Ainsi, il s’agit donc pour tous les corps de professionnels de santé, en particulier les infirmiers libéraux, de rappeler que si l’on doit rester vigilant après toute vaccination pour soi ou pour son enfant concernant les effets secondaires, elle ne doit jamais être prise comme une étape inutile ou pire, dangereuse. Rappelons que la vaccination de l’enfant évite des maladies infectieuses extrêmement dangereuses voire mortelles telles que la coqueluche, la diphtérie, le tétanos, la poliomyélite, l’hépatite B, la rougeole, les oreillons, la rubéole, le BCG contre la tuberculose…
Bien que seul le fameux vaccin DTP diphtérie-tétanos-polio soit obligatoire, les épidémies récentes de rougeole dont 200 cas ont été déclarées depuis le début de l’année en France (une flambée épidémique depuis 2008 selon l’INVS, qui a causé 1 500 cas de pneumopathie grave, 34 formes neurologiques compliquées avec séquelles graves et dix morts) rappellent à tous que l’utilité première de tous ces vaccins est bien de sauver des vies.
Et aujourd’hui en 2025, les Français sont-ils réconciliés avec la vaccination ?

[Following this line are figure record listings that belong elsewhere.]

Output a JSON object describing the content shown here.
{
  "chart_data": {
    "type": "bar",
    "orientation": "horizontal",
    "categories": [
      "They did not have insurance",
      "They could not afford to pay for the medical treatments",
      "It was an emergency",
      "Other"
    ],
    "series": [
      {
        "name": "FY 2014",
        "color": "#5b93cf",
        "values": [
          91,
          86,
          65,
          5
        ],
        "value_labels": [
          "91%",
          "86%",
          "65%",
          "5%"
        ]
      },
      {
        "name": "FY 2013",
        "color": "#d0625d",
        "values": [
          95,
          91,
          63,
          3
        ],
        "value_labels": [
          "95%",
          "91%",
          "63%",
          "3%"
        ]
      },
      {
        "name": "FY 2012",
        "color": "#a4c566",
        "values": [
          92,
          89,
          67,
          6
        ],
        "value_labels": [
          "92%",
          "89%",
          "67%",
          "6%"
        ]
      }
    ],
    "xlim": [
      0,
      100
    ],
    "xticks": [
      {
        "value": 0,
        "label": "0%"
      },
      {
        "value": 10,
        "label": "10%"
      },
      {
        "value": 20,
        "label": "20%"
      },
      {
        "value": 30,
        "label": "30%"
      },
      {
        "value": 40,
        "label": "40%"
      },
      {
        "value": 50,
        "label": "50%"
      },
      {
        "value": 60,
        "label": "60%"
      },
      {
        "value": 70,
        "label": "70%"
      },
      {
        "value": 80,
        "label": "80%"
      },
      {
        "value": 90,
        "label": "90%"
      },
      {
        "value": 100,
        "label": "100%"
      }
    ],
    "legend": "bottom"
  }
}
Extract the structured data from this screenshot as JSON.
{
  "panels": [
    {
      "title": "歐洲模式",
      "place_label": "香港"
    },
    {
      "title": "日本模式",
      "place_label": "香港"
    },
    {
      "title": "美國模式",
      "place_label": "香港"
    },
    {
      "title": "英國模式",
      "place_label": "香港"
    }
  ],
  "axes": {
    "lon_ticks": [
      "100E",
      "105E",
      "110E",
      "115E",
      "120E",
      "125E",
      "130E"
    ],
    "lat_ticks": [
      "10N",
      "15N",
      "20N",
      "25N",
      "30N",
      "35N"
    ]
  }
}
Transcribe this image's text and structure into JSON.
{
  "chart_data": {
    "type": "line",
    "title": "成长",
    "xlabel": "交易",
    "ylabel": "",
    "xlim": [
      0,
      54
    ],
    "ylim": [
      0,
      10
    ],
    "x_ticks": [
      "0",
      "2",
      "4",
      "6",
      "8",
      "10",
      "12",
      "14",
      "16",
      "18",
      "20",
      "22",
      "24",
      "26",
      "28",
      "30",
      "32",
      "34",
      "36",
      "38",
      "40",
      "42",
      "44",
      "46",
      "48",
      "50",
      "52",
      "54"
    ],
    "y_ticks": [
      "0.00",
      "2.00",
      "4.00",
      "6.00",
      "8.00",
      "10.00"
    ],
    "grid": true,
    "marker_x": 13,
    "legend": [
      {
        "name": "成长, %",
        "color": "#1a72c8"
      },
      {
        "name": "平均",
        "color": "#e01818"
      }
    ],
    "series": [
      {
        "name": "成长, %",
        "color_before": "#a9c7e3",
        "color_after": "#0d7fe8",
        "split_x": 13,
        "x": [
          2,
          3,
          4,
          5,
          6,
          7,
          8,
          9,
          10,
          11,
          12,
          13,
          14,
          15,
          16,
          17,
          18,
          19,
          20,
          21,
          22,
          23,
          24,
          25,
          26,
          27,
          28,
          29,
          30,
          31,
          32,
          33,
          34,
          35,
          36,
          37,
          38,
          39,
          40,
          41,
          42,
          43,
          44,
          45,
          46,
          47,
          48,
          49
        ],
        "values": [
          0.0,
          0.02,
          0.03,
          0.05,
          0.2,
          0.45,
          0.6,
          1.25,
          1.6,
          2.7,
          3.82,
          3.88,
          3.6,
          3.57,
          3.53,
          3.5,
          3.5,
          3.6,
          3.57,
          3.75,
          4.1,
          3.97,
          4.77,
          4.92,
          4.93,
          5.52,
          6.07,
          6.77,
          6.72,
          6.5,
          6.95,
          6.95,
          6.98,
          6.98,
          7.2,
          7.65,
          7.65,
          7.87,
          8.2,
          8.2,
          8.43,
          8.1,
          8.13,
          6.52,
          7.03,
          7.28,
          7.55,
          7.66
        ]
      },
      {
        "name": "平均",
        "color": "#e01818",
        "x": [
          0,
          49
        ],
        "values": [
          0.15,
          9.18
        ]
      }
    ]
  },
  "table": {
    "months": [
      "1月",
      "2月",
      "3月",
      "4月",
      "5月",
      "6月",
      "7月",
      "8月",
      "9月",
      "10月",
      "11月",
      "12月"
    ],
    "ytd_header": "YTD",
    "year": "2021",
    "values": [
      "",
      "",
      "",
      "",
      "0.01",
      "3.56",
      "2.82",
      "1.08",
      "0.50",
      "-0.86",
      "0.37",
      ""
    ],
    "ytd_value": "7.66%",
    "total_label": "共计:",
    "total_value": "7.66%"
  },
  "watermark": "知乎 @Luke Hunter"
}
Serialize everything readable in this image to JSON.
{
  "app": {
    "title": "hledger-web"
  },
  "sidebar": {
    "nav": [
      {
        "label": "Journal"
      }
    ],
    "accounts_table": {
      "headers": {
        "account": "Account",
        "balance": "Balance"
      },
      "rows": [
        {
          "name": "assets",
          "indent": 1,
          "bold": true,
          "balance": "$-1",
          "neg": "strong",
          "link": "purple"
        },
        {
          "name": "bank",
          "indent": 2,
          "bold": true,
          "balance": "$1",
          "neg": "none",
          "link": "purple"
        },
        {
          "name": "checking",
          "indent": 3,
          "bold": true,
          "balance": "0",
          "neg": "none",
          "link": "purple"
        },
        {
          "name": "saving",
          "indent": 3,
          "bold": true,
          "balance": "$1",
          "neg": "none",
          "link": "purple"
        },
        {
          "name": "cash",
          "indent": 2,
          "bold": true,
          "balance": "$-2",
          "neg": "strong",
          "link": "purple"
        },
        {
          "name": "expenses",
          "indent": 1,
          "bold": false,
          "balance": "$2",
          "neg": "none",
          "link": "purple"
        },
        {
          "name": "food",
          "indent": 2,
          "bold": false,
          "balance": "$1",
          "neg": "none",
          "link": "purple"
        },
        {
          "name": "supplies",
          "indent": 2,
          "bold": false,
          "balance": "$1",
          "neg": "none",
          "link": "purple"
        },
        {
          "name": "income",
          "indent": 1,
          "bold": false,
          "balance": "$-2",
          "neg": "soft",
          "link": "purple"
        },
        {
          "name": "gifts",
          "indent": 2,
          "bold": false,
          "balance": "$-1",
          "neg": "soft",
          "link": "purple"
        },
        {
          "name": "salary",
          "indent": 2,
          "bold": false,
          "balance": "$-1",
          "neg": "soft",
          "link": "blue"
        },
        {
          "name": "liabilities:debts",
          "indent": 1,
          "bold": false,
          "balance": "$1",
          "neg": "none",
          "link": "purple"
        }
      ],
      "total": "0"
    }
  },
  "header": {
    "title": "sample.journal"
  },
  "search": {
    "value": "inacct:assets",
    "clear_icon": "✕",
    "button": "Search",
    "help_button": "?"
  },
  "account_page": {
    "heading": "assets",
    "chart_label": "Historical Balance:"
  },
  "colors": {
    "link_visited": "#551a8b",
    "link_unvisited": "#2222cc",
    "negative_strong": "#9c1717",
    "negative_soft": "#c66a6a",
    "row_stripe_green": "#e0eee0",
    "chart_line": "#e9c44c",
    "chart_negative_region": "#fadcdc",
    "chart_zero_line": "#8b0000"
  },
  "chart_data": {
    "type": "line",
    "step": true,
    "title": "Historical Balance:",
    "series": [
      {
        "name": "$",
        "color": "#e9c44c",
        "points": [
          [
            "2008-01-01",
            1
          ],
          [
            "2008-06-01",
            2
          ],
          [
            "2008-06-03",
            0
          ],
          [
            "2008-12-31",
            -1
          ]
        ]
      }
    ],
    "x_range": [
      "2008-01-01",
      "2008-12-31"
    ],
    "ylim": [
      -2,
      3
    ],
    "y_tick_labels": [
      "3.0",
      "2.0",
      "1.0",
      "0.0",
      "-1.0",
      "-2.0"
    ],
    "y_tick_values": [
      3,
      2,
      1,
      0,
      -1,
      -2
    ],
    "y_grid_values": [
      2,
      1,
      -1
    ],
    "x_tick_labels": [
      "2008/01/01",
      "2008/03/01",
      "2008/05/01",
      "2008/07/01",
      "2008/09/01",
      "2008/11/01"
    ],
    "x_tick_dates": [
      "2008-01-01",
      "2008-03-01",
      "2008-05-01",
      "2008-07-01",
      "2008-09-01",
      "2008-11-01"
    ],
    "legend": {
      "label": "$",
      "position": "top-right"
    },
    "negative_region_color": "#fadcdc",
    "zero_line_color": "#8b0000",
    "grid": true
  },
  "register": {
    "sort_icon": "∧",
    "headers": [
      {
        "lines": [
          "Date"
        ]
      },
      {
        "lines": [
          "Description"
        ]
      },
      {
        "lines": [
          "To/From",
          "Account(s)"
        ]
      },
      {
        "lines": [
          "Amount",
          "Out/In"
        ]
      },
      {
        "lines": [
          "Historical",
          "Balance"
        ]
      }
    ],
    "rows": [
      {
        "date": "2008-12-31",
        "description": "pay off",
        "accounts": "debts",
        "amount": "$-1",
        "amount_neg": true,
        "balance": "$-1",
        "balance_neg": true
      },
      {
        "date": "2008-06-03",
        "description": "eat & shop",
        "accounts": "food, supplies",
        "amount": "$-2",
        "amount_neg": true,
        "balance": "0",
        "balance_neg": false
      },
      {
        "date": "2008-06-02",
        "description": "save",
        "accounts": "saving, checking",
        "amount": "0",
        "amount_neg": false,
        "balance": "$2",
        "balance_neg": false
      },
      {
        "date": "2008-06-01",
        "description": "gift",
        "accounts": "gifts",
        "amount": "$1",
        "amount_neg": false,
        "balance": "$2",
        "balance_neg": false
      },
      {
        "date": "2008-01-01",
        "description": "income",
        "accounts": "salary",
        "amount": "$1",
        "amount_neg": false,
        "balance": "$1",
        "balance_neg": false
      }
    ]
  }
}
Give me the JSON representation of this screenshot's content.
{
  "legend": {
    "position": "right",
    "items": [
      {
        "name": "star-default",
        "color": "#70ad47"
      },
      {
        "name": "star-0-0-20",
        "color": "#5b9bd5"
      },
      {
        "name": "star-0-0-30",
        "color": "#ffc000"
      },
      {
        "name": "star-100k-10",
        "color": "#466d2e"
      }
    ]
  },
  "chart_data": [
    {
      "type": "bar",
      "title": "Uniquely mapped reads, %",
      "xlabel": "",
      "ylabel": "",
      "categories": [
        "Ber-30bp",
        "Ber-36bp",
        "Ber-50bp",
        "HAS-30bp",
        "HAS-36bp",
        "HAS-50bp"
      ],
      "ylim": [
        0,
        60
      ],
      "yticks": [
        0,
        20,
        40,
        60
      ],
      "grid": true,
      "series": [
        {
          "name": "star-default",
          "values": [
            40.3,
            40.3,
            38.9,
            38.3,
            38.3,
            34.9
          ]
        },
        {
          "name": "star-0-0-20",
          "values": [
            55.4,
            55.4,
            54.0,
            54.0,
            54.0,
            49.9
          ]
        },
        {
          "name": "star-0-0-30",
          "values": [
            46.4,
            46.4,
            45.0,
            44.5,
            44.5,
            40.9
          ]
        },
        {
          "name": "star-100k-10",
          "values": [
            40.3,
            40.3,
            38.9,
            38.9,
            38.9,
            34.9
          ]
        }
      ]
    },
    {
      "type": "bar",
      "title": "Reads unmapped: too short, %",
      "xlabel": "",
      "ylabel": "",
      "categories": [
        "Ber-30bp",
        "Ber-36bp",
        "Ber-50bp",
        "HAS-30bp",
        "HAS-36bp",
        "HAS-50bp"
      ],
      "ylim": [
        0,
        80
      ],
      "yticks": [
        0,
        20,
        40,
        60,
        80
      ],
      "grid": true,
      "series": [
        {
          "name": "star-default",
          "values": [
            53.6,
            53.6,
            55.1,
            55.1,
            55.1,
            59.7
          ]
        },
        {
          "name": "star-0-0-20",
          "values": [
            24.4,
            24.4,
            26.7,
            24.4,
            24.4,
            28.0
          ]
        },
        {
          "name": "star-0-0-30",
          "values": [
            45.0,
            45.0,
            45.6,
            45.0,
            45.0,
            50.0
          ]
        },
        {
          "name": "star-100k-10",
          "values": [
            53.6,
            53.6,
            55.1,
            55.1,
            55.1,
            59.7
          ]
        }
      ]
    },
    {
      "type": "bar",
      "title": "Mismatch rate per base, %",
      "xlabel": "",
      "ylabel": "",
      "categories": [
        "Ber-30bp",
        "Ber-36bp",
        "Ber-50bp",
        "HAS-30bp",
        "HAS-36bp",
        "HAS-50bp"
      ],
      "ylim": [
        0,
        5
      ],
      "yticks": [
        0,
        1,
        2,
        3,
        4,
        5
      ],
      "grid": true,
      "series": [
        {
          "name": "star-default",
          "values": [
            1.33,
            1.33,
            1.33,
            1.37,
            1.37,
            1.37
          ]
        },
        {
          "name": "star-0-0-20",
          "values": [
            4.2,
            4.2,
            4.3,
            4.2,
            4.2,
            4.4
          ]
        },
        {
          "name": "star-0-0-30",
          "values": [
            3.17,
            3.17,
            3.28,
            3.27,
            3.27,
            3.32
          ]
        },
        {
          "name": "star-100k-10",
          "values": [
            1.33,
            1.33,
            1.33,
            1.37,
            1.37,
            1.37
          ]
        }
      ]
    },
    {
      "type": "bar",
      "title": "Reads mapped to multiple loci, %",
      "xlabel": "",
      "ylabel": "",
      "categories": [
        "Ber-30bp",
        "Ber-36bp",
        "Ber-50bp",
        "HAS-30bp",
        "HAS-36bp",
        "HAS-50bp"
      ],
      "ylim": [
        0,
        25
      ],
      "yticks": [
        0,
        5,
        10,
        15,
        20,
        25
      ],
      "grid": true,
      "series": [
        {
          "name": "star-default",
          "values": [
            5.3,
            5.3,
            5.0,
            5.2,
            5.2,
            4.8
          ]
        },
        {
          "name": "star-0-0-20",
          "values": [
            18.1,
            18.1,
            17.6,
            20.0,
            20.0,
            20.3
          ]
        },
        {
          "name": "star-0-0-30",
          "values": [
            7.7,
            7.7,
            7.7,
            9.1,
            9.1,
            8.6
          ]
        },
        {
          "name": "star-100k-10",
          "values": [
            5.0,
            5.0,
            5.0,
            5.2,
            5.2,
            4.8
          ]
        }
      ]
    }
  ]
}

Le débat sur la vaccination a été profondément relancé à partir de 2020. La pandémie mondiale a conduit rapidement les autorités sanitaires d’une grande part des pays à travers le monde à rendre obligatoire une vaccination, qui effrayait les citoyens. Les peurs au sujet de la vaccination sont aussi anciennes que la vaccination elle-même.
Cependant, les conditions exceptionnelles de la crise du Covid-19 ont conduit certains, parmi lesquels des professionnels de santé et des scientifiques, à remettre en cause le principe même de la vaccination mais aussi à soulever d’innombrables questions sur les vaccins à ARN.
Plus généralement, ces débats ont relancé la défiance de la population vis-à-vis des vaccins et plus généralement de la médecine et de la science. Au quotidien, les infirmiers libéraux, les médecins et tous les autres soignants ont dû faire preuve de pédagogie pour informer, éclairer, rassurer chaque patient, en s’adaptant aux exigences spécifiques liées à certaines catégories (femme, patient âgé de moins de 6 ans, …).
Si aujourd’hui, le calendrier vaccinal officiel applicable en France a bien évolué, la remise en cause de la vaccination a, elle-aussi, progressé. Les soignants en général et les infirmiers libéraux en particulier doivent prendre en compte cette dimension tout en continuant à satisfaire aux enjeux de santé publique. Au fil du temps, la prescription et l’injection se sont imposées comme faisant pleinement partie de l’activité de l’IDEL.